In the mid-1990s, I (the writer of this brief note) had the opportunity of meeting Mr. Talabani at a number of official and non-official occasions in the major Kurdish cities of Erbil and Suleimaniya and his childhood village outside the city of Suleimaniya. And every time, Mr. Talabani would shout : "Wolde Ammar over here" and he would insist that I take a seat beside him so that we could take some time "to talk more about the wonderful Eritrea." (At that time, every friend expected Eritrea to become a model state for the entire region.)
Dinner & chat with Mr. Talabani. When we celebrated Eritrea's accession to statehood in May 1993, Mr. Talabani was represented at our party by his representative in Suleimaniya City.
Mr. Talabani highly admired the tenacity of Eritreans in a difficult struggle, and he repeatedly attested that the Eritrean struggle was a good example to be emulated by the Kurdish people. Mr. Talabani knew closely the late Osman Saleh Sabbe and said he learned many lessons from him in building friendships for national struggles without reliable friends.
It is highly probable that his remains will be taken for burial in Suleimaniya,Iraqi Kurdistan.
Printed below are excerpts from agency reports about the late Jalal Talabani.
Mr. Jalal Talabani was one of the country’s most powerful and unifying leaders and a man who spent much of his life fighting for the cause of the Kurds of northern Iraq. He had long struggled with his health and was often treated abroad. In 2008, he underwent heart surgery at the Mayo Clinic in Minnesota. He suffered a stroke in 2012 and stepped down as president in 2014. He was elected to the Iraqi presidency three times. As a Kurd, Mr. Talabani was the first non-Arab president of an Arab nation.
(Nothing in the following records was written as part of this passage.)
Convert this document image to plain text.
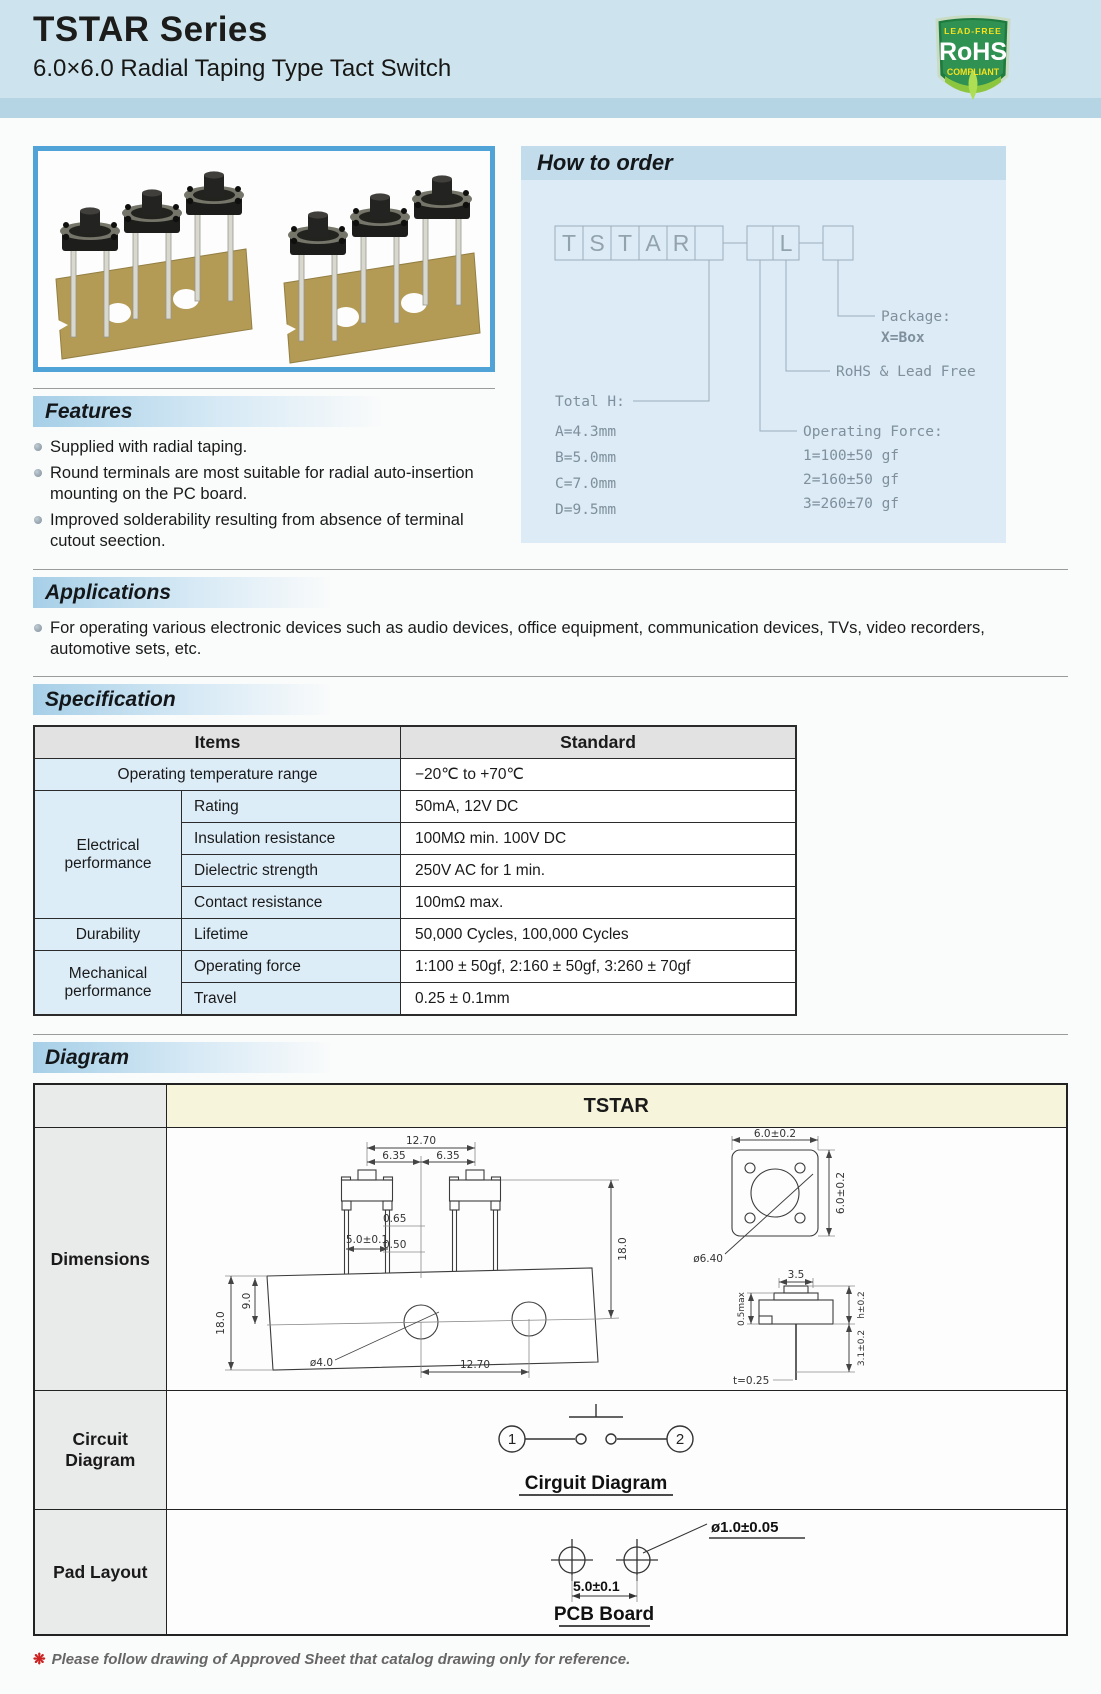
TSTAR Series
6.0×6.0 Radial Taping Type Tact Switch
LEAD-FREE
RoHS
COMPLIANT
Features
Supplied with radial taping.
Round terminals are most suitable for radial auto-insertion mounting on the PC board.
Improved solderability resulting from absence of terminal cutout seection.
How to order
T S T A R	L
Total H:
A=4.3mm
B=5.0mm
C=7.0mm
D=9.5mm
Package:
X=Box
RoHS & Lead Free
Operating Force:
1=100±50 gf
2=160±50 gf
3=260±70 gf
Applications
For operating various electronic devices such as audio devices, office equipment, communication devices, TVs, video recorders, automotive sets, etc.
Specification
Items		Standard
Operating temperature range		−20℃ to +70℃
Electrical performance	Rating	50mA, 12V DC
	Insulation resistance	100MΩ min. 100V DC
	Dielectric strength	250V AC for 1 min.
	Contact resistance	100mΩ max.
Durability	Lifetime	50,000 Cycles, 100,000 Cycles
Mechanical performance	Operating force	1:100 ± 50gf, 2:160 ± 50gf, 3:260 ± 70gf
	Travel	0.25 ± 0.1mm
Diagram
	TSTAR
Dimensions	
12.70
6.35	6.35
0.65
0.50
5.0±0.1
ø4.0	12.70
18.0
9.0
18.0
6.0±0.2
6.0±0.2
ø6.40
3.5
0.5max	h±0.2
3.1±0.2
t=0.25

Circuit Diagram	1 2
Cirguit Diagram

Pad Layout	ø1.0±0.05
5.0±0.1
PCB Board
❋ Please follow drawing of Approved Sheet that catalog drawing only for reference.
A good-humored, portly man with a soft smile and a mustache, Mr. Talabani was nonetheless a pragmatic and savvy political operator who knew when to play down his fervent Kurdish nationalism. He had been a frequent emissary to world capitals for the Kurdish people before and after the overthrow of Saddam Hussein in the U.S.-led invasion of 2003.
He was popularly known as Mam Jalal, Kurdish for Uncle Jalal, a nickname ascribed to him in his youth because of his seriousness and that later reflected the affection of his supporters and even some political rivals.
Many in Iraq have wondered whether the crisis would have occurred if Mr. Talabani had still been active in politics. At the very least, they said, he might have been able to defuse it. At various moments in the nation’s turbulent history, he was able to bring Iraq’s warring factions to the negotiating table.
Before his death, Mr. Talabani was trying to mediate a deepening political crisis among Iraq’s three main groups — Shiites, Sunnis and Kurds — who are all embroiled in a contest for power and territory more than six years after the departure of U.S. troops.
From an early age, he showed a revolutionary streak, founding the underground Kurdish Student Union when he was 13.
By 1961, he began to focus solely on the cause of Kurdish resistance against the Iraqi government. Mr. Talabani was a battlefront commander and led separatist movements in several Kurdish regions. When not on the front lines, he traveled on numerous diplomatic missions, becoming the face of Kurdish resistance to Europeans and across the Middle East. Mr. Talabani helped build a political footprint in the new Iraq.